A State Senate committee passed a bill that prohibits companies invested in Iran’s energy sector from doing business in Pennsylvania.

A state Senate committee passed a bill last week that prohibits companies invested in Iran’s energy sector from doing business in Pennsylvania.

The legislation, which has been in the works since June 2012, must now go before the full Senate for approval and then return to the state House, which unanimously passed the bill before it was amended in the Senate.

It builds on a 2010 law that forced the state’s largest public pension systems to end financial ties with foreign companies that do at least $20 million in investments in Iran’s energy sector or aid the country’s military supply.

This legislation would prohibit any company that invests the same amount in Iran’s energy sector from entering into a state procurement contract worth more than $1 million. State Sen. Mike Stack, a Democrat from Northeast Philadelphia, and State Rep. Dan Fran­kel, a Pittsburgh Democrat, both proposed legislation that has been combined into the most recent bill.
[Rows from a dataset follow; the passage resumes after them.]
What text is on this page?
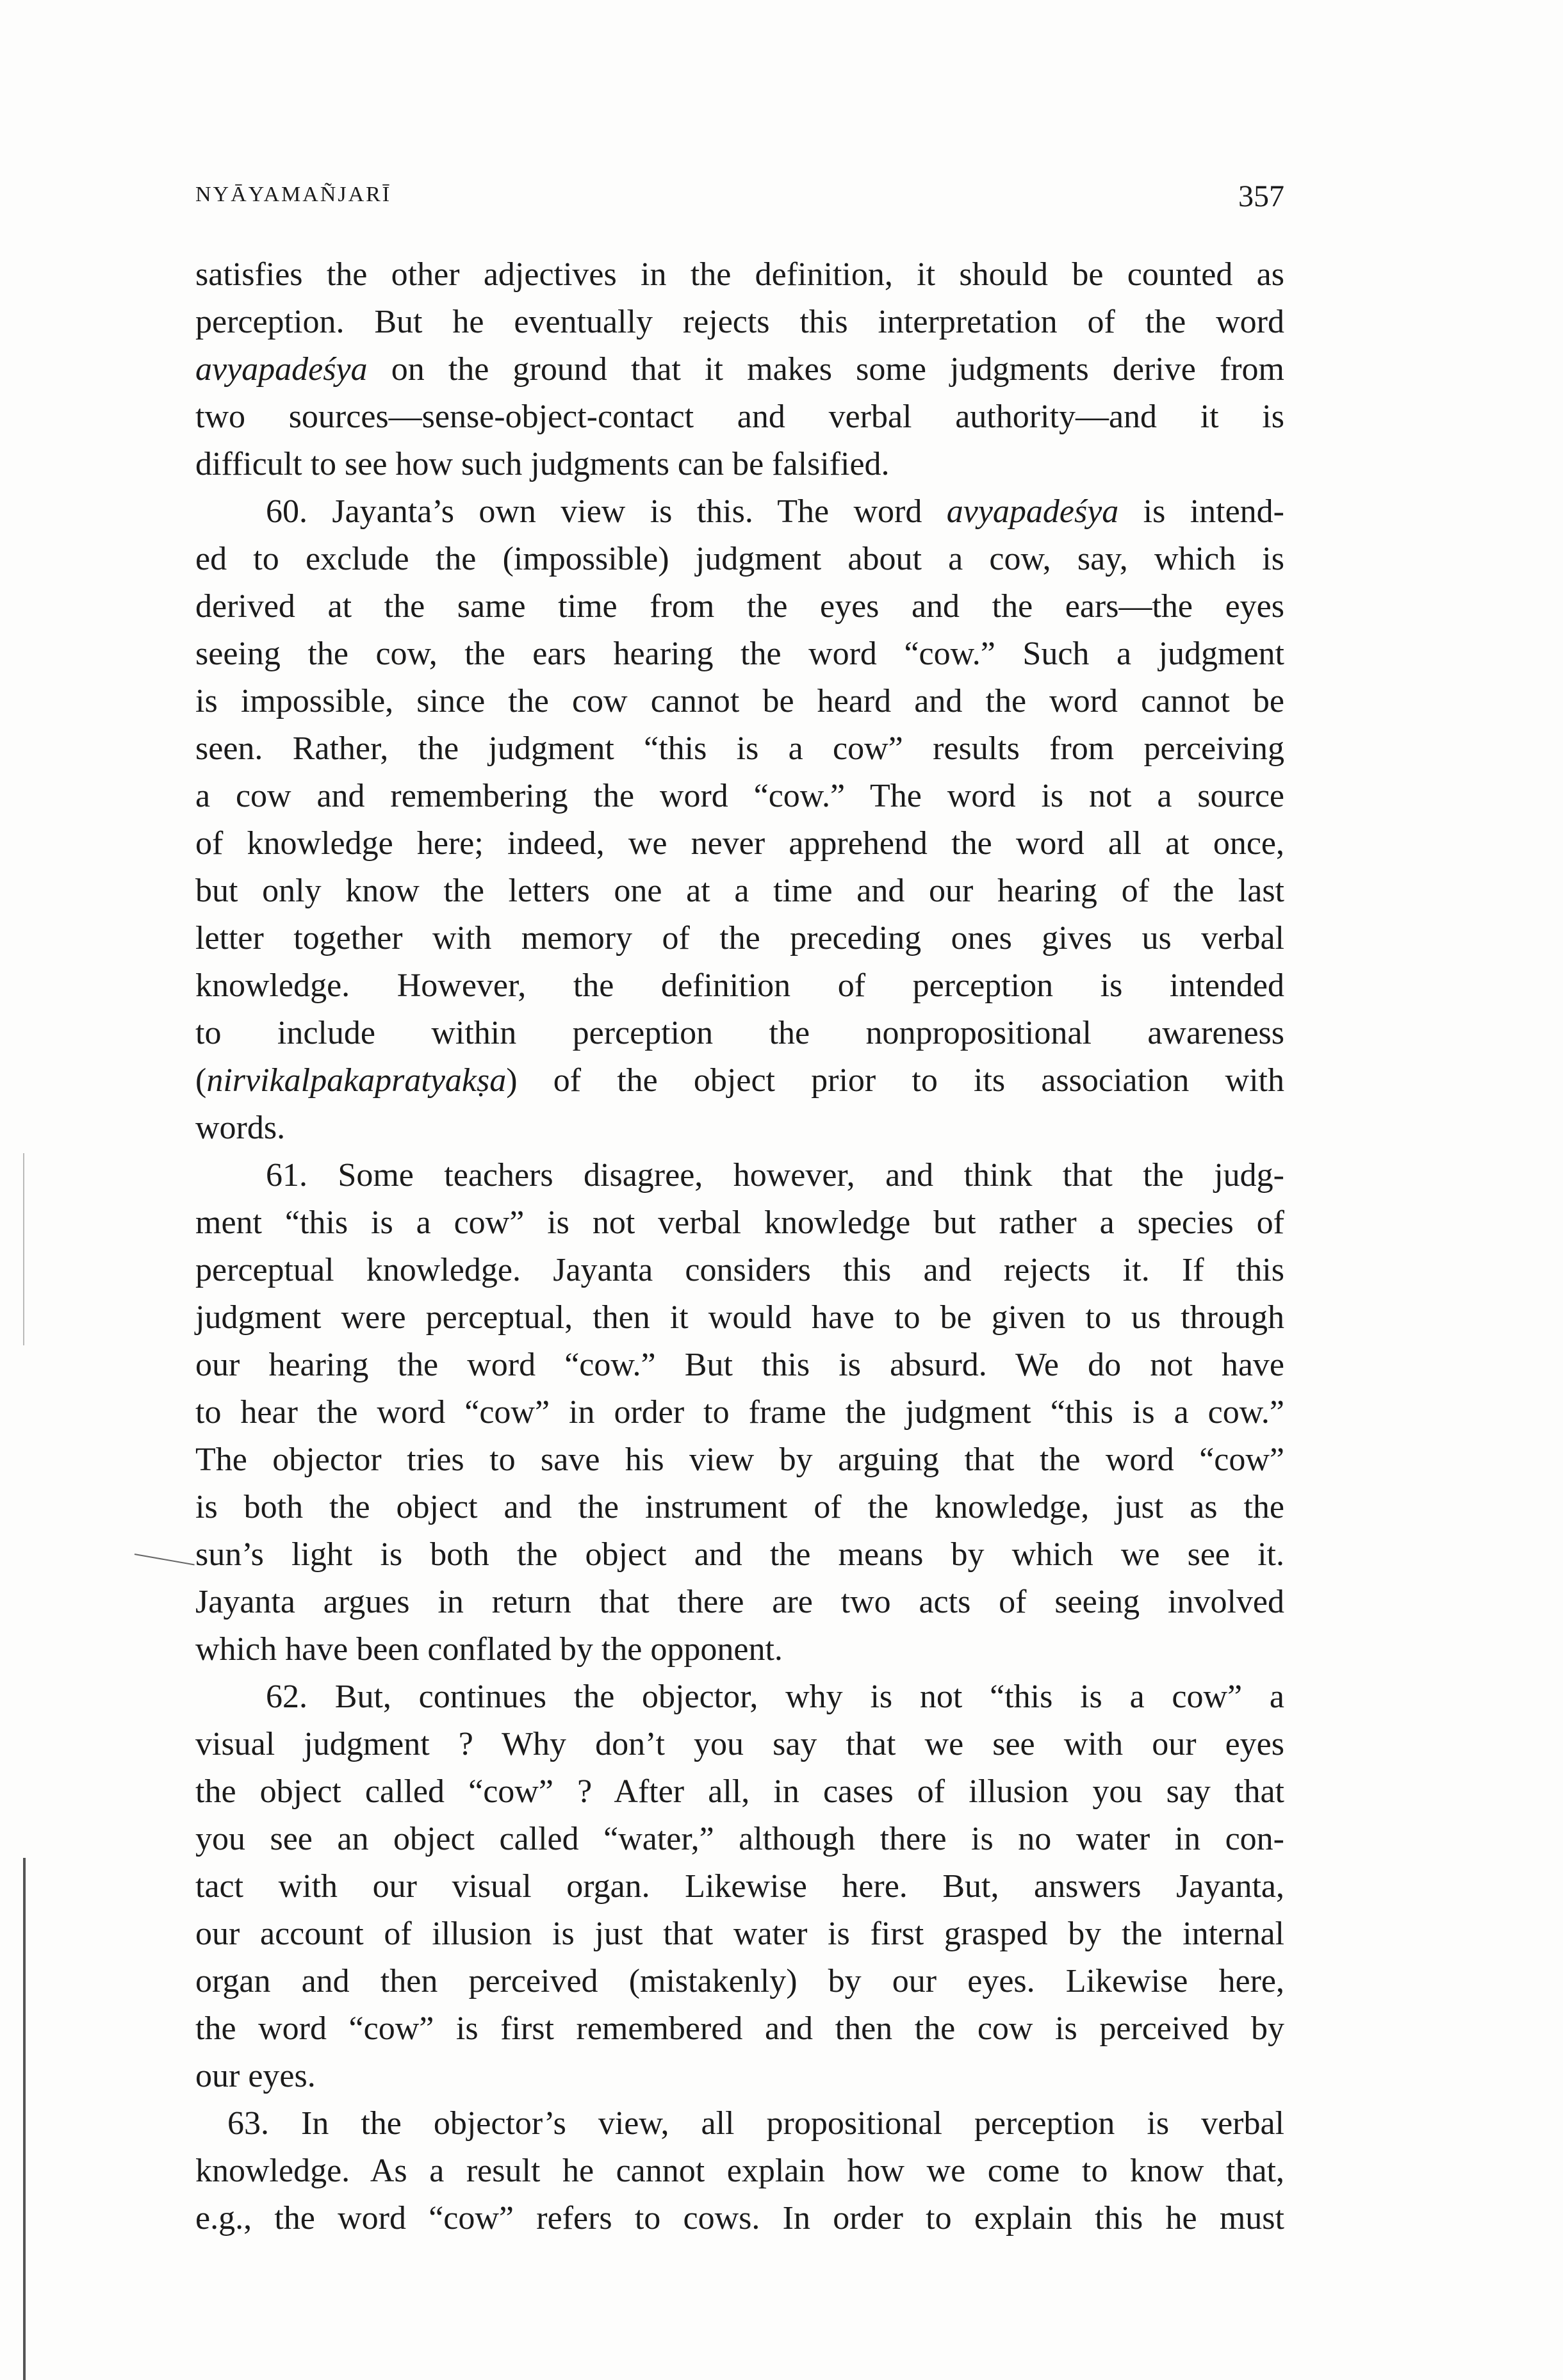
NYĀYAMAÑJARĪ	357
satisfies the other adjectives in the definition, it should be counted as
perception. But he eventually rejects this interpretation of the word
avyapadeśya on the ground that it makes some judgments derive from
two sources—sense-object-contact and verbal authority—and it is
difficult to see how such judgments can be falsified.
60. Jayanta’s own view is this. The word avyapadeśya is intend-
ed to exclude the (impossible) judgment about a cow, say, which is
derived at the same time from the eyes and the ears—the eyes
seeing the cow, the ears hearing the word “cow.” Such a judgment
is impossible, since the cow cannot be heard and the word cannot be
seen. Rather, the judgment “this is a cow” results from perceiving
a cow and remembering the word “cow.” The word is not a source
of knowledge here; indeed, we never apprehend the word all at once,
but only know the letters one at a time and our hearing of the last
letter together with memory of the preceding ones gives us verbal
knowledge. However, the definition of perception is intended
to include within perception the nonpropositional awareness
(nirvikalpakapratyakṣa) of the object prior to its association with
words.
61. Some teachers disagree, however, and think that the judg-
ment “this is a cow” is not verbal knowledge but rather a species of
perceptual knowledge. Jayanta considers this and rejects it. If this
judgment were perceptual, then it would have to be given to us through
our hearing the word “cow.” But this is absurd. We do not have
to hear the word “cow” in order to frame the judgment “this is a cow.”
The objector tries to save his view by arguing that the word “cow”
is both the object and the instrument of the knowledge, just as the
sun’s light is both the object and the means by which we see it.
Jayanta argues in return that there are two acts of seeing involved
which have been conflated by the opponent.
62. But, continues the objector, why is not “this is a cow” a
visual judgment ? Why don’t you say that we see with our eyes
the object called “cow” ? After all, in cases of illusion you say that
you see an object called “water,” although there is no water in con-
tact with our visual organ. Likewise here. But, answers Jayanta,
our account of illusion is just that water is first grasped by the internal
organ and then perceived (mistakenly) by our eyes. Likewise here,
the word “cow” is first remembered and then the cow is perceived by
our eyes.
63. In the objector’s view, all propositional perception is verbal
knowledge. As a result he cannot explain how we come to know that,
e.g., the word “cow” refers to cows. In order to explain this he must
“Pennsylvania on its own is not going to change foreign policy,” Frankel, the Pittsburgh lawmaker who chairs the state House’s Democratic caucus, said in an interview during a recent visit to Philadelphia. “But we ought to at least be sending a consistent message here that we’re not going to support a terrorist state and we shouldn’t support companies that do business with a terrorist state.”

Hank Butler, Pennsylvania Jewish Coalition executive director,  described the legislation as the next logical step. It enables the state of Pennsylvania to take a further stand against a nuclear Iran.

The senators amended the legislation — after hearing concerns from insurance companies —to make it consistent with federal guidelines, Butler said. He also said that they heard from lobbyists of large corporations who said, “We do business in Iran, you shouldn’t do this.”

The state General Assembly recessed May 7 for the primary elections, but the Senate could vote on the bill when it returns in June, Butler said.